Maddie Marsh is a junior in Global Studies in Human Sciences, with two minors in Nonprofit and Philanthropy Studies and Business, who has already made a name for herself in the advocacy world. In January, Marsh was invited to speak to The One Campaign’s board of directors, where she met Sani Muhammad, another student activist. Muhammad founded Bridge Connect Africa Initiative, or BCAI, a nonprofit that advocates for safety, health and education for young women and girls.
“When I met Sani I could immediately see a passionate, hard-working, and relentless activist with an overwhelming amount of compassion for others. His fierce attitude toward justice shines as he fights for the people who are born into devastating circumstances that are beyond their control,” Marsh said. “When getting to know Sani, he told me his story of why he founded BCAI and the devastating events that happen much too often in Nigeria. There’s an extremely unbalanced distribution of opportunity and resources in this world. I was overwhelmingly compelled and knew it was my responsibility to help. I recognized a need and an opportunity to fill that need.”
Each semester, the Intro to Global Studies course tasks students with a final project that merges international philanthropy with business practices. Students start with one dollar, raise capital, make a product and sell it for a nonprofit organization. This year, Marsh connected the program with Muhammad and the course raised funds for BCAI.
Global Studies Lecturer Abbi-Storm McCann leads the class and said the dedication of her students and BCAI’s team was inspiring.
“It’s really gratifying to see today’s students become passionate about a project. I think it gives the next generation of classes motivation to see the good that this one project can do in the world. It’s not often such a big profit is made, so for that money to really make a difference for the Auburn Girls is incredible,” McCann said. “Sani really took it to the next level by being so transparent with how the funds are being used and even naming the initiative after Auburn. I hope to see a lasting relationship form because of this one class’ work.”
At the end of the project, the Global Studies’ student-run mini-businesses raised $2,700 for BCAI.
BCAI used the donation to fund the training of 40 adolescent girls in Nigeria to make “dignity kits” for menstrual health, which include resources that may not be regularly available in rural communities. The initiative counteracts ‘period poverty,’ increases health benefits and reduces the stigma around menstruation while boosting girls’ self-esteem and allowing them to continue their education. Muhammad named the event “Auburn Girls” in dedication to the Global Studies students who made it possible.
Marsh said she’s thankful for the incredible opportunity to help girls in Africa learn practical skills and improve their quality of life.
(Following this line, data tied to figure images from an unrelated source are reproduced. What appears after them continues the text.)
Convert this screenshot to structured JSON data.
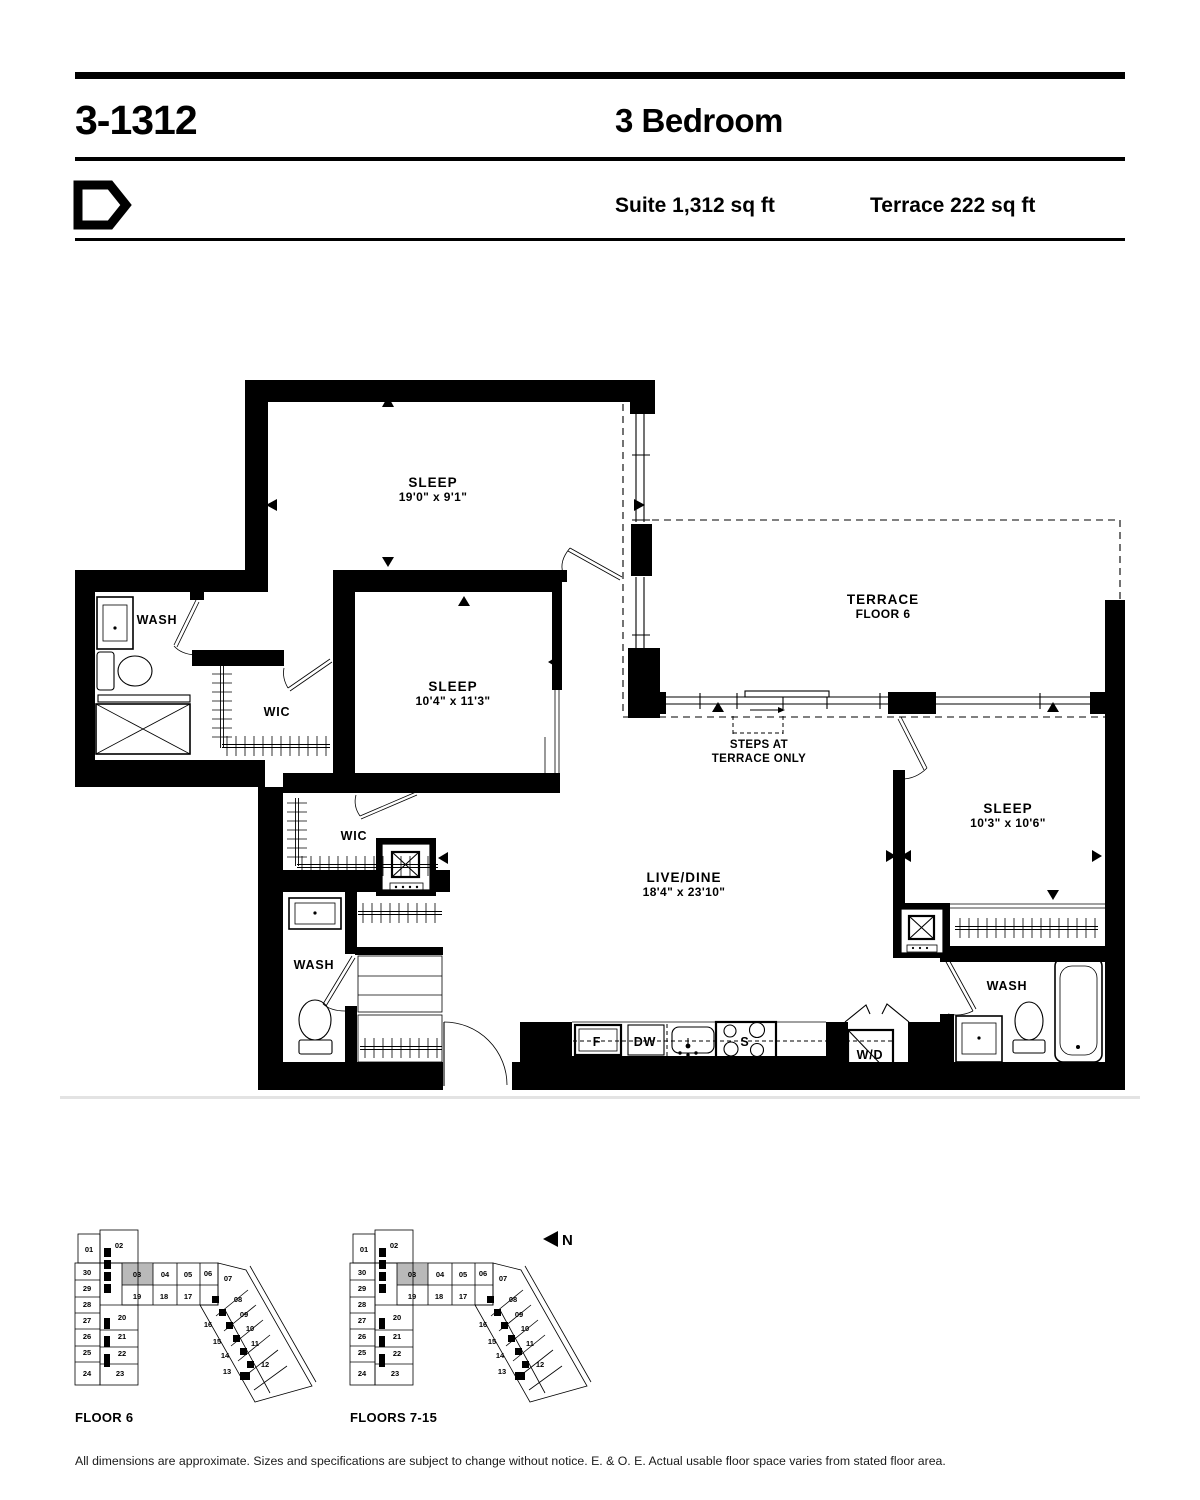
{
  "header": {
    "title": "3-1312",
    "subtitle": "3 Bedroom",
    "suite": "Suite 1,312 sq ft",
    "terrace": "Terrace 222 sq ft"
  },
  "floorplan": {
    "rooms": [
      {
        "name": "SLEEP",
        "dims": "19'0\" x 9'1\"",
        "x": 433,
        "y": 487
      },
      {
        "name": "SLEEP",
        "dims": "10'4\" x 11'3\"",
        "x": 453,
        "y": 691
      },
      {
        "name": "SLEEP",
        "dims": "10'3\" x 10'6\"",
        "x": 1008,
        "y": 813
      },
      {
        "name": "LIVE/DINE",
        "dims": "18'4\" x 23'10\"",
        "x": 684,
        "y": 882
      },
      {
        "name": "TERRACE",
        "dims": "FLOOR 6",
        "x": 883,
        "y": 604
      }
    ],
    "labels": [
      {
        "text": "WASH",
        "x": 157,
        "y": 624
      },
      {
        "text": "WIC",
        "x": 277,
        "y": 716
      },
      {
        "text": "WIC",
        "x": 354,
        "y": 840
      },
      {
        "text": "WASH",
        "x": 314,
        "y": 969
      },
      {
        "text": "WASH",
        "x": 1007,
        "y": 990
      },
      {
        "text": "F",
        "x": 597,
        "y": 1046
      },
      {
        "text": "DW",
        "x": 645,
        "y": 1046
      },
      {
        "text": "S",
        "x": 745,
        "y": 1046
      },
      {
        "text": "W/D",
        "x": 870,
        "y": 1059
      }
    ],
    "annotations": [
      {
        "text": "STEPS AT",
        "x": 759,
        "y": 748
      },
      {
        "text": "TERRACE ONLY",
        "x": 759,
        "y": 762
      }
    ]
  },
  "keyplan": {
    "captions": [
      "FLOOR 6",
      "FLOORS 7-15"
    ],
    "north": "N",
    "highlighted_unit": "03",
    "highlight_color": "#b9b9b9",
    "units": [
      {
        "n": "01",
        "x": 89,
        "y": 1252
      },
      {
        "n": "02",
        "x": 119,
        "y": 1248
      },
      {
        "n": "30",
        "x": 87,
        "y": 1275
      },
      {
        "n": "29",
        "x": 87,
        "y": 1291
      },
      {
        "n": "28",
        "x": 87,
        "y": 1307
      },
      {
        "n": "27",
        "x": 87,
        "y": 1323
      },
      {
        "n": "26",
        "x": 87,
        "y": 1339
      },
      {
        "n": "25",
        "x": 87,
        "y": 1355
      },
      {
        "n": "24",
        "x": 87,
        "y": 1376
      },
      {
        "n": "23",
        "x": 120,
        "y": 1376
      },
      {
        "n": "20",
        "x": 122,
        "y": 1320
      },
      {
        "n": "21",
        "x": 122,
        "y": 1339
      },
      {
        "n": "22",
        "x": 122,
        "y": 1356
      },
      {
        "n": "03",
        "x": 137,
        "y": 1277
      },
      {
        "n": "04",
        "x": 165,
        "y": 1277
      },
      {
        "n": "05",
        "x": 188,
        "y": 1277
      },
      {
        "n": "06",
        "x": 208,
        "y": 1276
      },
      {
        "n": "07",
        "x": 228,
        "y": 1281
      },
      {
        "n": "19",
        "x": 137,
        "y": 1299
      },
      {
        "n": "18",
        "x": 164,
        "y": 1299
      },
      {
        "n": "17",
        "x": 188,
        "y": 1299
      },
      {
        "n": "08",
        "x": 238,
        "y": 1302
      },
      {
        "n": "09",
        "x": 244,
        "y": 1317
      },
      {
        "n": "10",
        "x": 250,
        "y": 1331
      },
      {
        "n": "11",
        "x": 255,
        "y": 1346
      },
      {
        "n": "12",
        "x": 265,
        "y": 1367
      },
      {
        "n": "16",
        "x": 208,
        "y": 1327
      },
      {
        "n": "15",
        "x": 217,
        "y": 1344
      },
      {
        "n": "14",
        "x": 225,
        "y": 1358
      },
      {
        "n": "13",
        "x": 227,
        "y": 1374
      }
    ]
  },
  "footer": {
    "disclaimer": "All dimensions are approximate. Sizes and specifications are subject to change without notice. E. & O. E. Actual usable floor space varies from stated floor area."
  }
}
“I believe that is what we are all called to do. What we have isn’t our own; our circumstances often reflect what we were born into, and it is our responsibility to stay educated and weave our lives into bettering the communities around us,” Marsh said. “I’m so grateful to Auburn University and the Global Studies program that they could see the impact that could be made through Sani’s organization-- one that will have lasting effects on the lives of so many young girls.”